March 27 (Reuters) – The Australian federal court has ordered Binance’s local unit to pay A$10 million ($6.9 million) for misclassifying over 85% of its Australian clients that exposed them to high-risk crypto products, the country’s securities regulator said on Friday.
The penalty follows a lawsuit by the Australian Securities and Investments Commission (ASIC) in late 2024 alleging the misclassification exposed retail investors to high-risk crypto derivatives without required protections.
Binance Australia Derivatives, part of the world’s largest crypto exchange by trading volume, admitted the failures in a statement of agreed facts with ASIC.
The Federal Court found that between July 2022 and April 2023, Binance Australia improperly classified 524 retail investors as wholesale clients, granting them access to “high-risk” cryptocurrency derivatives without required consumer protections.
That led to the misclassified client group incurring A$8.7 million in trading losses and paying A$3.9 million in fees.
Binance Australia acknowledged serious lapses in client onboarding and staff training that allowed users to repeatedly attempt a multiple-choice test until they achieved a score qualifying as sophisticated investors.

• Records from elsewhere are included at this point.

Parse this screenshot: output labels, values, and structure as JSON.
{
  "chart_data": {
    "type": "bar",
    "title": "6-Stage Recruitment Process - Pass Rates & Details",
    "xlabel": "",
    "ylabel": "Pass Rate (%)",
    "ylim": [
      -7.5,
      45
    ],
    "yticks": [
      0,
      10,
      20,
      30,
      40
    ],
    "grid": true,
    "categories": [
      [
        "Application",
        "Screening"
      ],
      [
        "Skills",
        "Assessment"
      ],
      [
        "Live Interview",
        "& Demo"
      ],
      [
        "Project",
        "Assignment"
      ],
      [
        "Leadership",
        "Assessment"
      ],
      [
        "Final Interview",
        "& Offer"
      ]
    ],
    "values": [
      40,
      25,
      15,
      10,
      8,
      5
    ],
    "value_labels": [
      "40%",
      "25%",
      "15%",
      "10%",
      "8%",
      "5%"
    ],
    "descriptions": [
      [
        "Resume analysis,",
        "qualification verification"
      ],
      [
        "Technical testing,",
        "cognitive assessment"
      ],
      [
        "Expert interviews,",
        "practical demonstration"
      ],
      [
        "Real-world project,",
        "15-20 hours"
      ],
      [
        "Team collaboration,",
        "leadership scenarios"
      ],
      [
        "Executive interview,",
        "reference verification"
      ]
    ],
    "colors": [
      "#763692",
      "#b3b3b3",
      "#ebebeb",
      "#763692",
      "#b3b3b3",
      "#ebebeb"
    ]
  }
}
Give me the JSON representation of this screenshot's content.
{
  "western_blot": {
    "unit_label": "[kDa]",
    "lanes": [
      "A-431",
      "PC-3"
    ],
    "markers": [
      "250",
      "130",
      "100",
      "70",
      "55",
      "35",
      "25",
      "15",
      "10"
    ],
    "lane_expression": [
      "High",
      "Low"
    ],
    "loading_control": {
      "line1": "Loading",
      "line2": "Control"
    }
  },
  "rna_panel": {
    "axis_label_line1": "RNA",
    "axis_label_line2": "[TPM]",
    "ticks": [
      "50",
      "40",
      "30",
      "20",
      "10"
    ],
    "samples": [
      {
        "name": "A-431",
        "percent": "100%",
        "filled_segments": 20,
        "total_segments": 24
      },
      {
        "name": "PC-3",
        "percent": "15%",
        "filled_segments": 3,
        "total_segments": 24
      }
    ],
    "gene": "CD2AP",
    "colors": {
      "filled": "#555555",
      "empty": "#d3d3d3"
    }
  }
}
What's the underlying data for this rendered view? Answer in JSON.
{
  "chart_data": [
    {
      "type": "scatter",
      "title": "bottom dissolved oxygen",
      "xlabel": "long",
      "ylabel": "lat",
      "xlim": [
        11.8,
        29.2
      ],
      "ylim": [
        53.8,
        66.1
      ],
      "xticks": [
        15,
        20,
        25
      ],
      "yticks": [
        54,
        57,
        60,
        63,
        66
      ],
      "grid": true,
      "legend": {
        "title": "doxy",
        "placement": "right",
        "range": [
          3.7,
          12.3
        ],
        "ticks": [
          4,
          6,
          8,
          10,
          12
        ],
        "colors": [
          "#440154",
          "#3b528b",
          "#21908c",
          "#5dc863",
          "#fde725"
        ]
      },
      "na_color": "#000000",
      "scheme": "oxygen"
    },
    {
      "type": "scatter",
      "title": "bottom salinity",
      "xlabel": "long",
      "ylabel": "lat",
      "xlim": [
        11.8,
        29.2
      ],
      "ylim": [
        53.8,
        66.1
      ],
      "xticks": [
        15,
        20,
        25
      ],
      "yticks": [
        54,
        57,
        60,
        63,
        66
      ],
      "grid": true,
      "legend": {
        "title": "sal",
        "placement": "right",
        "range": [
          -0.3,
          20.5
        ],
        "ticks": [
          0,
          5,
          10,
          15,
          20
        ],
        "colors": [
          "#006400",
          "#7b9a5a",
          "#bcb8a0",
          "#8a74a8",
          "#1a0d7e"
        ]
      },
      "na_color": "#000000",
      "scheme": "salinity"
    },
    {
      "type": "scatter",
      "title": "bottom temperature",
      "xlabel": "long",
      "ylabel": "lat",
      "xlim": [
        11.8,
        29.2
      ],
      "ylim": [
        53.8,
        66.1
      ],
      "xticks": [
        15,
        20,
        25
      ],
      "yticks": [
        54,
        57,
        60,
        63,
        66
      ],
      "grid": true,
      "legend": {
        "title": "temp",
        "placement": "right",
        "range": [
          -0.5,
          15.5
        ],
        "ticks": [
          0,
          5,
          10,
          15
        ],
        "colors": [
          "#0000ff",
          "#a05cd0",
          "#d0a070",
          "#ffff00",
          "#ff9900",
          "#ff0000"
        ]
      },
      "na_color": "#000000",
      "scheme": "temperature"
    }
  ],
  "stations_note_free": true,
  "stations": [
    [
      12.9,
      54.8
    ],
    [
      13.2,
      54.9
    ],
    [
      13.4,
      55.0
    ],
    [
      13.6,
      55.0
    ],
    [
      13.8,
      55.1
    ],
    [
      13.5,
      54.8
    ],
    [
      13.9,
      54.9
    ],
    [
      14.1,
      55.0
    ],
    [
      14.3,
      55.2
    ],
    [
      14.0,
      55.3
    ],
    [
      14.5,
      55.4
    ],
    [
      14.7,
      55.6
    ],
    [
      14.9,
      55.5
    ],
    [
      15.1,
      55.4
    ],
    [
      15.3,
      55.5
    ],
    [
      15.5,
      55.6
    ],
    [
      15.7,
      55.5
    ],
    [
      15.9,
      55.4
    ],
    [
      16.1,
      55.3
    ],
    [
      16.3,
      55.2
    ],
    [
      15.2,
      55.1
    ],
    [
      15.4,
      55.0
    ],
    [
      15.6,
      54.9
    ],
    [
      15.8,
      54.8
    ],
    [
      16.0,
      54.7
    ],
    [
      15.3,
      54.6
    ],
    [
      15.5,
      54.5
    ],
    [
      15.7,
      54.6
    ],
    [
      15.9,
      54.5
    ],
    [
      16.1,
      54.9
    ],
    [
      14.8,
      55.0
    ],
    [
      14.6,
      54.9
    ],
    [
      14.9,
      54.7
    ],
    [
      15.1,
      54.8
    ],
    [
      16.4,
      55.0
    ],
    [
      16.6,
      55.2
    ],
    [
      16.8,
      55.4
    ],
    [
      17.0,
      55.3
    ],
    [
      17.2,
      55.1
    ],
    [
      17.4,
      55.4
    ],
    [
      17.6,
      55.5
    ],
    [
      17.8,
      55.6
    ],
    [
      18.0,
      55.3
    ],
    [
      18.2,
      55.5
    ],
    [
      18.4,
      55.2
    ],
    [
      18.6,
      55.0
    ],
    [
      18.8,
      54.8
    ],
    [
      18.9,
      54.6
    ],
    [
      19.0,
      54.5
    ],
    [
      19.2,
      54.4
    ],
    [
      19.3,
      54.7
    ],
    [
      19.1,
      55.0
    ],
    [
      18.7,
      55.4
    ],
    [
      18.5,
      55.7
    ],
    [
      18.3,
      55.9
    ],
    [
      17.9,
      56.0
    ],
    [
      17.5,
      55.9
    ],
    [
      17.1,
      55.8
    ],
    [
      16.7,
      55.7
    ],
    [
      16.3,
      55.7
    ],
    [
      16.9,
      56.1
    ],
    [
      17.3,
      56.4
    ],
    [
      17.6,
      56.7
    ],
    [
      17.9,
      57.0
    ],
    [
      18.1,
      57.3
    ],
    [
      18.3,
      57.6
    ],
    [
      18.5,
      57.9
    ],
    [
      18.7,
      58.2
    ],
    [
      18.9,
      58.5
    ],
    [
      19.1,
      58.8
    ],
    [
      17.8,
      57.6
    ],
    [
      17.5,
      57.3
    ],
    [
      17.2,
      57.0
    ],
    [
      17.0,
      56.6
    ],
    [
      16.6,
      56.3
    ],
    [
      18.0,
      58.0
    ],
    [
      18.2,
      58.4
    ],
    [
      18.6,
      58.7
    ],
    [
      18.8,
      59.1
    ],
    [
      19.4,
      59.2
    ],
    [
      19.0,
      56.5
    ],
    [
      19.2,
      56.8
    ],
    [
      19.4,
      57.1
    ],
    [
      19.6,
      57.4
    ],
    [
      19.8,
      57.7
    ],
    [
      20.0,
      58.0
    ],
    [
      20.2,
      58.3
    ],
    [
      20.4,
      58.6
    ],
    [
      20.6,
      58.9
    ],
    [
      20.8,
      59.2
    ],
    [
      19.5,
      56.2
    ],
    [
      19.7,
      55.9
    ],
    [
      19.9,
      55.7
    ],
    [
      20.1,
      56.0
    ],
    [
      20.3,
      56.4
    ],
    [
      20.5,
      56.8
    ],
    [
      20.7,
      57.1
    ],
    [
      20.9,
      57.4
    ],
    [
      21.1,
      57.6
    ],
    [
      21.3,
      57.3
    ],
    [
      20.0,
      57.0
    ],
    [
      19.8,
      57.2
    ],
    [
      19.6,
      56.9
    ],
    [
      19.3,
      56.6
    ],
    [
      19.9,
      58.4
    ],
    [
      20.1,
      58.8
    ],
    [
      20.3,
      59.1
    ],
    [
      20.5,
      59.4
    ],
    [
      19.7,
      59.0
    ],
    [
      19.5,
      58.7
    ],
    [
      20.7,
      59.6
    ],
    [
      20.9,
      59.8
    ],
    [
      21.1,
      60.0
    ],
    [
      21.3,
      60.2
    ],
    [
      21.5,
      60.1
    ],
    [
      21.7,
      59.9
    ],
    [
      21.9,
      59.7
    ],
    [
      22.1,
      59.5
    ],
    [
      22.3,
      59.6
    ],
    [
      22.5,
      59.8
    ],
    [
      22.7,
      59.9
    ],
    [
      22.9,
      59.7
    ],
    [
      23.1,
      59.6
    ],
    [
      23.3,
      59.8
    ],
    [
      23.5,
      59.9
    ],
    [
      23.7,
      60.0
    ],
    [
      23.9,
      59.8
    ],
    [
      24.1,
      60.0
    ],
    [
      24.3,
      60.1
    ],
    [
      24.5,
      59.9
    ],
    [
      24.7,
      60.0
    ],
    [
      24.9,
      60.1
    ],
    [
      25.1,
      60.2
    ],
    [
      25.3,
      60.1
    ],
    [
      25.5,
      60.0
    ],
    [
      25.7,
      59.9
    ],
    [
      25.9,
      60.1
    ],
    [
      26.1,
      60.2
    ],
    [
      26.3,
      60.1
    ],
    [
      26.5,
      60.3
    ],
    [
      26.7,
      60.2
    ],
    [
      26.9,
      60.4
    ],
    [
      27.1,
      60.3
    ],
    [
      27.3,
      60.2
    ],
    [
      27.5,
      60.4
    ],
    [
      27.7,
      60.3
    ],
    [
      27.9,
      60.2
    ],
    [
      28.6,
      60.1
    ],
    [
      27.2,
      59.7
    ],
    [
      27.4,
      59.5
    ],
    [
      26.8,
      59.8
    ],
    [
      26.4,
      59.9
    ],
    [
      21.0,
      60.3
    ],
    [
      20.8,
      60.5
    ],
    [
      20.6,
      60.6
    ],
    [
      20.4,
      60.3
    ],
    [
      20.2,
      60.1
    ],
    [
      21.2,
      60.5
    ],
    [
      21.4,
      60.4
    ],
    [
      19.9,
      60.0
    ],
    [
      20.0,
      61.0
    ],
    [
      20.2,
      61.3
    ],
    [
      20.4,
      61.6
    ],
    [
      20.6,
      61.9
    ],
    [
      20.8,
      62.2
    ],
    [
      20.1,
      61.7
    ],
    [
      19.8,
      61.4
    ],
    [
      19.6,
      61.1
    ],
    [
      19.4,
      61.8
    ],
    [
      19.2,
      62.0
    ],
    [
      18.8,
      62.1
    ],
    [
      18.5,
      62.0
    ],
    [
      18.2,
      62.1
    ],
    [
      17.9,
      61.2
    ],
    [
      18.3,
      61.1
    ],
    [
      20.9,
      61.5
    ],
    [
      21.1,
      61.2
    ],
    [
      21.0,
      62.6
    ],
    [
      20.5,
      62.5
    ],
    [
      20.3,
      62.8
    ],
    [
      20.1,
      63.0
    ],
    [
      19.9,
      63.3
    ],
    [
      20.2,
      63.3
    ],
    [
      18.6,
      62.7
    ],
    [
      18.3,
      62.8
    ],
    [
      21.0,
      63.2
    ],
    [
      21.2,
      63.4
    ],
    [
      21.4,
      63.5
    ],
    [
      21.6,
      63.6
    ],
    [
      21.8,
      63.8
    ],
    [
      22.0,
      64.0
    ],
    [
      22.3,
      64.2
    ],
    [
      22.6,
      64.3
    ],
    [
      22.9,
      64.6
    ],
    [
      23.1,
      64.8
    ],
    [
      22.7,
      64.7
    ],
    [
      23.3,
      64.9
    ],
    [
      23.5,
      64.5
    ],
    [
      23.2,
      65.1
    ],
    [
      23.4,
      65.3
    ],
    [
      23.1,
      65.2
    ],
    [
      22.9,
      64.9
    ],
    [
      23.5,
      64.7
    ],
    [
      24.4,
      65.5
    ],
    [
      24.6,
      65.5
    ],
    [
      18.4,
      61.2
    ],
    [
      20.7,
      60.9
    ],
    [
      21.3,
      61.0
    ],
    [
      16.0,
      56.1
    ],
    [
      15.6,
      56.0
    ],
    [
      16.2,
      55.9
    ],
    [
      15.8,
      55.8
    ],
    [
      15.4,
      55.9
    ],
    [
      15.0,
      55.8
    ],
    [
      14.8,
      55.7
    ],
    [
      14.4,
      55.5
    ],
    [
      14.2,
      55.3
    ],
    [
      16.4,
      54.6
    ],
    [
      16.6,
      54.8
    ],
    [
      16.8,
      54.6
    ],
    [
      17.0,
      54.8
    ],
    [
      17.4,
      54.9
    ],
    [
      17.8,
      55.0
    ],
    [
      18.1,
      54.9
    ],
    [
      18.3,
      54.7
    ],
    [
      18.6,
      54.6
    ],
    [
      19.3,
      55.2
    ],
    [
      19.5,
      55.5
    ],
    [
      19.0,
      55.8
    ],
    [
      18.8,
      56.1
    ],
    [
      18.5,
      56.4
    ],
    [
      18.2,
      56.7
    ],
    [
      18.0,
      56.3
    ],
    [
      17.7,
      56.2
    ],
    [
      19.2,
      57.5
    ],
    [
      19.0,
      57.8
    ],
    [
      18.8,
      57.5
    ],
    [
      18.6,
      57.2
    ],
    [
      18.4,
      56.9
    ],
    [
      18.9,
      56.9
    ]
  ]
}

In one case, a client was incorrectly deemed a professional investor based solely on a self-certification as an “exempt public authority”, without proper verification.
The ASIC said the penalty is in addition to about A$13.1 million compensation paid by Binance Australia to the affected clients in 2023.
Binance Australia in an email response to Reuters said, “The issue was self-identified, reported to ASIC, and fully remediated in 2023”.